With restrictions easing at the beginning of the month, production is increasing at some factories. Pouyuen Vietnam, a unit of Taiwan’s Pou Chen Corp., the world’s largest athletic shoe manufacturer, resumed production on Oct. 6 with no more than 30% of its workers, according to Vietnamese news website Zing. More than 40,000 workers have not returned, and the company may fail to reach its goal to operate at full capacity by mid-November.
There are signs that the situation may be improving, however. Industrial parks and export processing zones in Ho Chi Minh City reported that about 57% of workers had returned as of Oct. 6, up from 24% before the relaxing of restrictions, according to the city’s media center.

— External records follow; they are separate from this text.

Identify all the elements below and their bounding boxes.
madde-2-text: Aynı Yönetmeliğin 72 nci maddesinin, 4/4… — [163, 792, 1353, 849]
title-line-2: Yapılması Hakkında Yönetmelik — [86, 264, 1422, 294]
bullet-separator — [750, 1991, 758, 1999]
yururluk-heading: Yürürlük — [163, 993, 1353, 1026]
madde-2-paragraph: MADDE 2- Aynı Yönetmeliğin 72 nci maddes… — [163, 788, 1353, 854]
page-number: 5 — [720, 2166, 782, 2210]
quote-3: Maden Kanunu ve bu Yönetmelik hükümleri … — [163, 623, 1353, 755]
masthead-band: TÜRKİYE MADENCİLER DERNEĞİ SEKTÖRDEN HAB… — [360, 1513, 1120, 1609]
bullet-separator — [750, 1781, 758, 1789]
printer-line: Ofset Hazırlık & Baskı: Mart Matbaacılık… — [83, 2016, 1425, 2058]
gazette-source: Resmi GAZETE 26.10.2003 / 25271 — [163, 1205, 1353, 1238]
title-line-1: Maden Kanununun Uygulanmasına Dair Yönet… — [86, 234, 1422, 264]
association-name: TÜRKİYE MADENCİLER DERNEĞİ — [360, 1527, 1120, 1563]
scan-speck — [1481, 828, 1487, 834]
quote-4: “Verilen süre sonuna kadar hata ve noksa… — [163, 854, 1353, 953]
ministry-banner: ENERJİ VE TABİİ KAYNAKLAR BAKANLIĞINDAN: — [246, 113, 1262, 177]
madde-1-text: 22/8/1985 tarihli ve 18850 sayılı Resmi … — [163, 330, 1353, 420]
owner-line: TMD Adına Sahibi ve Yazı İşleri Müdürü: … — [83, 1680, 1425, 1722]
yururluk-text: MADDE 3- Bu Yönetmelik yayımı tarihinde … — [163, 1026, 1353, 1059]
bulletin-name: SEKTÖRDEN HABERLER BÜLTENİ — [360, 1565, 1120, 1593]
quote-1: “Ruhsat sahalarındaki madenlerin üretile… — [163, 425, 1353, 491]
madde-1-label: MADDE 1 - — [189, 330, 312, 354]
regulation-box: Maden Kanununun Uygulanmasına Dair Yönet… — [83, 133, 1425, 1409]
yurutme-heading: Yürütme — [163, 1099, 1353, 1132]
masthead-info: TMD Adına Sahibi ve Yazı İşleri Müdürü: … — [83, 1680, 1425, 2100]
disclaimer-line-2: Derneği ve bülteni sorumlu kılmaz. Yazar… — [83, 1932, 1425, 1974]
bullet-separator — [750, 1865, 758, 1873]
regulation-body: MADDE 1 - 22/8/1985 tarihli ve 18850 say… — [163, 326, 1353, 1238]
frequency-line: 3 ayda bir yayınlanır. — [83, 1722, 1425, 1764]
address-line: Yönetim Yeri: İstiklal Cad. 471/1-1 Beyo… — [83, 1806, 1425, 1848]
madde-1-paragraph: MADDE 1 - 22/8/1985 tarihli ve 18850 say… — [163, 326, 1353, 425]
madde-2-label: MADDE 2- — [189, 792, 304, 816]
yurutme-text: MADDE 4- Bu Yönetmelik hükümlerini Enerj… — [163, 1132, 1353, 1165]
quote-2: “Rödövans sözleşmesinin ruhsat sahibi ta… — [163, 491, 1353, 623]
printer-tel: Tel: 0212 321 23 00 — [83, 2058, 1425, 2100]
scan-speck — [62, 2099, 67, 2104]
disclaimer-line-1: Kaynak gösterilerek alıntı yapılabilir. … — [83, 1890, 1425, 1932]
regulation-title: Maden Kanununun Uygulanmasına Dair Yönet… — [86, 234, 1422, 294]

Though the pandemic is starting to ease—daily new cases this month have fallen to about 5,000 on average from 10,800 in September—the country needs to continue accelerating its vaccination program. The government has said that it hopes to fully vaccinate 70% of adults by the end of March.
For now, even the offer of free meals at work and a pay bump isn’t enough to entice Hoa back to work.
“I feel sorry if someone in the U.S. can’t get her husband or her kids some new clothes for Christmas,” Hoa said. “But I can’t leave my family here either.”